Esclusa l’incidenza dei ticket mensa sulla retribuzione feriale
Con la recentissima sentenza n. 342 del 3 marzo 2025, la Corte di Appello di Napoli ha affermato che, nel calcolo della retribuzione spettante al dipendente durante le ferie, non devono essere inseriti i buoni pasto, avendo gli stessi natura non retributiva.
Il fatto affrontato
Alcuni dipendenti promuovevano un giudizio avanti il Tribunale di Napoli, chiedendo al Giudice di condannare il datore di lavoro al pagamento in loro favore degli importi spettanti a titolo di ricalcolo della retribuzione feriale con l’incidenza dell’indennità perequativa/compensativa, indennità di turno, premio di risultato e buoni pasto.
Il Tribunale accoglieva la domanda dei lavoratori. La società impugnava la sentenza, censurando la decisione del giudice di primo grado per avere ritenuto che anche i ticket restaurant dovessero essere inclusi nella retribuzione feriale.
La sentenza
La Corte di Appello di Napoli ha preliminarmente rammentato che, secondo la giurisprudenza comunitaria, la retribuzione delle ferie annuali deve essere calcolata in modo da coincidere con la retribuzione ordinaria del lavoratore, posto che una diminuzione della stessa sarebbe idonea a dissuadere il dipendente dall’esercitare il diritto alle ferie.
Tuttavia, secondo la Corte territoriale, detto concetto deve estendersi solo alle voci retributive che si pongano in rapporto di collegamento all’esecuzione delle mansioni e che siano correlate allo status personale e professionale del lavoratore.

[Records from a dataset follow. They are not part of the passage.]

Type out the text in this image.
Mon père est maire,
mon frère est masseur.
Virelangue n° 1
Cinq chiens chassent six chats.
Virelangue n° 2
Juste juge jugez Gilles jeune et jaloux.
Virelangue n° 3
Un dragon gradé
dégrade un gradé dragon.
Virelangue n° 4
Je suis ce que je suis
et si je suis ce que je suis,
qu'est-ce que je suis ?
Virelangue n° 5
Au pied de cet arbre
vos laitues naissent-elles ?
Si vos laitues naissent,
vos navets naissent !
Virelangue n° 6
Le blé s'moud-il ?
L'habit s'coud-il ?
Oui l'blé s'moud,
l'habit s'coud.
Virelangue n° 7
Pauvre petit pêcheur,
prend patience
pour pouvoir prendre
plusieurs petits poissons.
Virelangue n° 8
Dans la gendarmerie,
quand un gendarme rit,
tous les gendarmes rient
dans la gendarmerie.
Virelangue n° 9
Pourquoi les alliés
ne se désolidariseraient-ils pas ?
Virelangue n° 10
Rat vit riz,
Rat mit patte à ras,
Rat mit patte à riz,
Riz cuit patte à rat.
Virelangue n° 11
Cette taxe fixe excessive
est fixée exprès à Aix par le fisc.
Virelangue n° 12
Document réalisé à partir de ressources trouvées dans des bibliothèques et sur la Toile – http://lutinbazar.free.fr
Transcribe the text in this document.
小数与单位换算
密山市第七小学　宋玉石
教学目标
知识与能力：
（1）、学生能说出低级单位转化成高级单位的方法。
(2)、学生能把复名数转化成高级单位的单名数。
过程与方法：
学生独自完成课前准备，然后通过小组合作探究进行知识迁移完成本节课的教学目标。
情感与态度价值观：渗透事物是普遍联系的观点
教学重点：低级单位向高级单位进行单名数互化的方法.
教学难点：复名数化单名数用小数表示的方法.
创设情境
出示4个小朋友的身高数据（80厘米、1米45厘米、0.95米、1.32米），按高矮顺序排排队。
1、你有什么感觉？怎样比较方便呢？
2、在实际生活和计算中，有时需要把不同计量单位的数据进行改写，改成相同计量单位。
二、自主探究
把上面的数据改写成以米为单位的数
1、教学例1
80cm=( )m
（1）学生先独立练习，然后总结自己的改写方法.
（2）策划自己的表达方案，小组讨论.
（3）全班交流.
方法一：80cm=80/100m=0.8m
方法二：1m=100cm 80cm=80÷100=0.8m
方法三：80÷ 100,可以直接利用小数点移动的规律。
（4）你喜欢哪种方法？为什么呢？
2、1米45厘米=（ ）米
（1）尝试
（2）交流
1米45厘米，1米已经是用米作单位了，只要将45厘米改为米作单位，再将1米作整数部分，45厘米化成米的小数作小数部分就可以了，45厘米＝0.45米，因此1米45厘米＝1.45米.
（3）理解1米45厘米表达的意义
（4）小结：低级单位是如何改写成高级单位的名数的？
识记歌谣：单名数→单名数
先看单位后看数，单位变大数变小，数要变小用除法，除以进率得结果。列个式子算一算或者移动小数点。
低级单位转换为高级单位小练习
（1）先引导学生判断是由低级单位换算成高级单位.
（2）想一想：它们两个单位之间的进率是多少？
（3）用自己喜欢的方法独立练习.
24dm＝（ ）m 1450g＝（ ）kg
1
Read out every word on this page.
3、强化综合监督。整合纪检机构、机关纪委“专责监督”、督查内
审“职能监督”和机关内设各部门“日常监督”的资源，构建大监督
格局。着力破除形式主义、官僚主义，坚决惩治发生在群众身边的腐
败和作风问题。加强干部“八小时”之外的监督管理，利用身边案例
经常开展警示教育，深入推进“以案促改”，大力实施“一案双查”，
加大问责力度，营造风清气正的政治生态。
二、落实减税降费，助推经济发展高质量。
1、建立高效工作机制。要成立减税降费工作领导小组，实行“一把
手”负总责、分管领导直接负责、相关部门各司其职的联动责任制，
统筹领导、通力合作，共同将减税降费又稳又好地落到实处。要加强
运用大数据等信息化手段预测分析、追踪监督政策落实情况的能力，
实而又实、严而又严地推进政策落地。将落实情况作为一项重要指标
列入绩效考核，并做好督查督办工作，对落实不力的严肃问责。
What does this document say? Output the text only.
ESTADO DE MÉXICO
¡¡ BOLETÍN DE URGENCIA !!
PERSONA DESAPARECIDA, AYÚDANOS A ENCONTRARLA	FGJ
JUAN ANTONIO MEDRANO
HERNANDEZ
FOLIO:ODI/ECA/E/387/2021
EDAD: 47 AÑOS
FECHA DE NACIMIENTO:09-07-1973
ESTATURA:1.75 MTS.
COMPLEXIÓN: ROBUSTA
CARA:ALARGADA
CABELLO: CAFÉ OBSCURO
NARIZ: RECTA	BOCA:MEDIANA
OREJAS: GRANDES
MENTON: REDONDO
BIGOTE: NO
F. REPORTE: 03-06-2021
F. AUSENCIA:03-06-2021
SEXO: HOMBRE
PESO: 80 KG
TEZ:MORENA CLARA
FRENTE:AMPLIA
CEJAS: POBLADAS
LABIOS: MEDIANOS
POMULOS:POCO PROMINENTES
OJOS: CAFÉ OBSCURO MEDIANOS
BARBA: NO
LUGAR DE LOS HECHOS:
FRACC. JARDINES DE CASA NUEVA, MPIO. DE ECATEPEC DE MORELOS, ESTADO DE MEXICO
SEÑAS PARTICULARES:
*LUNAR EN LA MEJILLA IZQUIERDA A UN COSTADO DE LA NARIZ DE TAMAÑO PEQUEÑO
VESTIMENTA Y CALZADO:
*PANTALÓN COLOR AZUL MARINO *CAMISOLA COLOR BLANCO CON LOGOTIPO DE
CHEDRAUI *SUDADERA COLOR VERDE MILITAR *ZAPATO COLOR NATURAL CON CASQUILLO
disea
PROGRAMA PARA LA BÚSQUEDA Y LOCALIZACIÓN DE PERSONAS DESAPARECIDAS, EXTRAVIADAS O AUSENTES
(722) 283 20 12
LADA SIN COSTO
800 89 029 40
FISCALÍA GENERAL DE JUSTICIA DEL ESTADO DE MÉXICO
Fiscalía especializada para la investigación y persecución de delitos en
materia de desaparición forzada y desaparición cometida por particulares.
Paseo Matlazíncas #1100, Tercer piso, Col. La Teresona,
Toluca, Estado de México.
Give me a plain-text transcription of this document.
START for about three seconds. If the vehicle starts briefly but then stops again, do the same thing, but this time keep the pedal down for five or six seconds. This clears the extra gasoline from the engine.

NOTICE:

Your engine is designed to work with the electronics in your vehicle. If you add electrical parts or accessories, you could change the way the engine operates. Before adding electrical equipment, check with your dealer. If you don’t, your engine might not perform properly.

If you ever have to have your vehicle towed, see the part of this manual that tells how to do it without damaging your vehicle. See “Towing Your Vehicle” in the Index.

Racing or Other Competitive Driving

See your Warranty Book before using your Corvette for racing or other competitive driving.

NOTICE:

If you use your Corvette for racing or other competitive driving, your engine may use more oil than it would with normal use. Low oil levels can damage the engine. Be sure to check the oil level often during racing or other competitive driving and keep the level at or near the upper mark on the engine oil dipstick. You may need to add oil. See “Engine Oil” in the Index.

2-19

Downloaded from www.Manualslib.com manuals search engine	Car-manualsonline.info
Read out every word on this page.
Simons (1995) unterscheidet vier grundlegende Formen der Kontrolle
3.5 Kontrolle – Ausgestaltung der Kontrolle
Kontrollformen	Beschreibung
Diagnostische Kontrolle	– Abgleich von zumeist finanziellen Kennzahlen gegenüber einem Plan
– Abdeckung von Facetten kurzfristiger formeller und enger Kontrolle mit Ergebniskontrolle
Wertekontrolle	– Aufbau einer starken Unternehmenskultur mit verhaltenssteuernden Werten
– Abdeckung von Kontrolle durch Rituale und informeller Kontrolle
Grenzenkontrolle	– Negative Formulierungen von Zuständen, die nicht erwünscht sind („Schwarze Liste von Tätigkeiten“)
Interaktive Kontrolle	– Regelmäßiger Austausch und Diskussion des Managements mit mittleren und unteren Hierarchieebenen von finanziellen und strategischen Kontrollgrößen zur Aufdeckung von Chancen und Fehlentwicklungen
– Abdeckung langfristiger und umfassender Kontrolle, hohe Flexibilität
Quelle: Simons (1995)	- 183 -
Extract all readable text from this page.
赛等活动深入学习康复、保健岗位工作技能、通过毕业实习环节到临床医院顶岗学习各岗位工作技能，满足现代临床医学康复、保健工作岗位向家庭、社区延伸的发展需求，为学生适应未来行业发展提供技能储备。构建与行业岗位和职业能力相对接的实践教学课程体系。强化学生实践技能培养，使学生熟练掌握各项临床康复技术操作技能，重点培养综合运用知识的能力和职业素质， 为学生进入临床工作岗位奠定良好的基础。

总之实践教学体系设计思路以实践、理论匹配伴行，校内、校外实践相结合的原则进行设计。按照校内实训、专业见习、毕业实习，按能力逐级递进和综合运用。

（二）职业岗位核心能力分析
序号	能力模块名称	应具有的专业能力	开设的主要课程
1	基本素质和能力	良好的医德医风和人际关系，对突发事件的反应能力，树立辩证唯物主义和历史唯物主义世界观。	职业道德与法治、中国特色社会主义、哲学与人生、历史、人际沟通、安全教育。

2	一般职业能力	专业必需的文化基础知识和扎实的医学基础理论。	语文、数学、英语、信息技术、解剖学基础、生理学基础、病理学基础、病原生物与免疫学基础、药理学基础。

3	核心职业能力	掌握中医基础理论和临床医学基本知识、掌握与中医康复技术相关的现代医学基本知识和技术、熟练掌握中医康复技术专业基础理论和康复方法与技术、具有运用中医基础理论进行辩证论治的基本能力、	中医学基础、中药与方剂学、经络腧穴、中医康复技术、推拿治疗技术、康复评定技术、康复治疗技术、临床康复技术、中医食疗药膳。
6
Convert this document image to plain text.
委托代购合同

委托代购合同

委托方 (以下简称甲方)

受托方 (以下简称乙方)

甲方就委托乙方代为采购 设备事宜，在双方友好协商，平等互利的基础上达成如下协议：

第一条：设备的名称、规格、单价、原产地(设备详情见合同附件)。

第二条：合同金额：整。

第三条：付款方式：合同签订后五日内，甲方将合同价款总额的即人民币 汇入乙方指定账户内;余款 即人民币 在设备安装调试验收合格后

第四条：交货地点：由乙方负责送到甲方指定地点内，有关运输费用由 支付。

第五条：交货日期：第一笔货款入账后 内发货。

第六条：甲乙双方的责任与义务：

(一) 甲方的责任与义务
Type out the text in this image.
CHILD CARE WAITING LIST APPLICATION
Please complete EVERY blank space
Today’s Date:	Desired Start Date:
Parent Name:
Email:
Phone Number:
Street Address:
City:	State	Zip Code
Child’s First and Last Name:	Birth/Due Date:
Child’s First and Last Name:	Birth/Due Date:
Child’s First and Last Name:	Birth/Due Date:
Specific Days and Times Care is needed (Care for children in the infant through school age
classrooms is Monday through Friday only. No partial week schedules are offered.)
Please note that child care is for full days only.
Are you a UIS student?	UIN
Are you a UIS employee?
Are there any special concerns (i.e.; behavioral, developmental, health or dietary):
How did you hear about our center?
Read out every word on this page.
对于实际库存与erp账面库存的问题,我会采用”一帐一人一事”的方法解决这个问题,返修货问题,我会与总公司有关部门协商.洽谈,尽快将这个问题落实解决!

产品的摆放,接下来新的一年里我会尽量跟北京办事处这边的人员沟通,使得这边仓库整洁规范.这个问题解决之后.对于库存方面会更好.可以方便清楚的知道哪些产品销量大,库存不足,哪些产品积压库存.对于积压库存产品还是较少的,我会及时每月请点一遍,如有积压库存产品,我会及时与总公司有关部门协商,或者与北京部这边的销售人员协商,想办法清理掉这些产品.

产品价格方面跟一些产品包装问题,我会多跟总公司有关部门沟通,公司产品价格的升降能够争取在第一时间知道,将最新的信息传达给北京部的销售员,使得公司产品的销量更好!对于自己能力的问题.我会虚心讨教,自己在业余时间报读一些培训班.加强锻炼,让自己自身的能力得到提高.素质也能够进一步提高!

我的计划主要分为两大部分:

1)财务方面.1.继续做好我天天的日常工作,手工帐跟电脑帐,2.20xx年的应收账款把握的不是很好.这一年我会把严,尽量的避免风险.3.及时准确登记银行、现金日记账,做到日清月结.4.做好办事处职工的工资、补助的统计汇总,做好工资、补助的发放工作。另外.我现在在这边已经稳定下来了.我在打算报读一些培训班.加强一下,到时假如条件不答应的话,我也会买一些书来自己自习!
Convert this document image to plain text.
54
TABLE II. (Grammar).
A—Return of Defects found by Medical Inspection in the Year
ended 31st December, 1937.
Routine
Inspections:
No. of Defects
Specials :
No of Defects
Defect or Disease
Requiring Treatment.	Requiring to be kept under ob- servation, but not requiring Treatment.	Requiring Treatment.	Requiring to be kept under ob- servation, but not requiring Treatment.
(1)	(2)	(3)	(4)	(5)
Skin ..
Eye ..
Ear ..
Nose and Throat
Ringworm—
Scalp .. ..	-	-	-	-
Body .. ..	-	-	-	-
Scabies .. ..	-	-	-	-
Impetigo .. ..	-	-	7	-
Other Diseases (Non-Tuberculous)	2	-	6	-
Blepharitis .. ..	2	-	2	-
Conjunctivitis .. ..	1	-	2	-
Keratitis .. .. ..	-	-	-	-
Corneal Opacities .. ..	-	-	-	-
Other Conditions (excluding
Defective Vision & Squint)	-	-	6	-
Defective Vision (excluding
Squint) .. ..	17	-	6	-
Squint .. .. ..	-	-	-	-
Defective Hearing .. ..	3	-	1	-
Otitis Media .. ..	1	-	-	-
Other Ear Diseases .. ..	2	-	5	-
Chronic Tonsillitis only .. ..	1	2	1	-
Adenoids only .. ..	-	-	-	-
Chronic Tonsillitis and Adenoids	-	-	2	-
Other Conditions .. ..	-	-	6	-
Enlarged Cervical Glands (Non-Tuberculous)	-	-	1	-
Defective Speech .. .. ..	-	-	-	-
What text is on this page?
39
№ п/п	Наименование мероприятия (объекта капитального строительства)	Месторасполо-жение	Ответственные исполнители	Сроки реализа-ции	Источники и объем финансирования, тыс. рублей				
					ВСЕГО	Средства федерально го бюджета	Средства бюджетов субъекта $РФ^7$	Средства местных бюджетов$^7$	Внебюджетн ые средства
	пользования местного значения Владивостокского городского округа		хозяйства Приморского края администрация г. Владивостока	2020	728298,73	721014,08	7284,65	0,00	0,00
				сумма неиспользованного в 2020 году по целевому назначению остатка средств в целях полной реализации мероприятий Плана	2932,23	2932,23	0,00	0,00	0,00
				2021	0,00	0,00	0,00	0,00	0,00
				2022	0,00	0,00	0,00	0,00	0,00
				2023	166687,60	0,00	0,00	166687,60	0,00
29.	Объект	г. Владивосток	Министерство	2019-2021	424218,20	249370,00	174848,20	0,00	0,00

Condividendo l’orientamento della Suprema Corte che definisce i buoni pasto non come elemento della retribuzione “normale”, ma come agevolazione di carattere assistenziale collegata al rapporto di lavoro da un nesso meramente occasionale (Cass. n. 16135/2020; Cass. n. 23303/19; Cass. n. 5547/2021, Cass. n. 15629/2021), la Corte d’Appello ha, quindi, statuito che i buoni pasto non rientrano nella retribuzione feriale, trattandosi di un mero rimborso forfettario di una spesa del lavoratore e che un eventuale loro computo potrebbe ravvisarvi nell’ipotesi in cui eventuali accordi sindacali li qualifichino come elementi di natura retributiva collegati sinallagmaticamente alla prestazione lavorativa.
Su tali presupposti, la Corte di Appello di Napoli ha accolto, sul punto, il ricorso promosso dalla società.
Occorre rilevare che tale pronuncia si pone in contrasto con l’ordinanza n. 25840 del 27 settembre 2024, con la quale la Suprema Corte ha invece ritenuto che i buoni pasto debbano essere annoverati tra le voci economiche da assicurare ai lavoratori durante il periodo di ferie.
I Giudici di legittimità, pure prendendo le mosse dalla nozione di retribuzione data dalla Corte di Giustizia Europea, hanno statuito che il lavoratore deve percepire durante le ferie la retribuzione ordinaria, ossia quella che il lavoratore percepisce quando presta la sua attività lavorativa, ivi inclusi, dunque, secondo la Corte di Cassazione, i buoni pasto.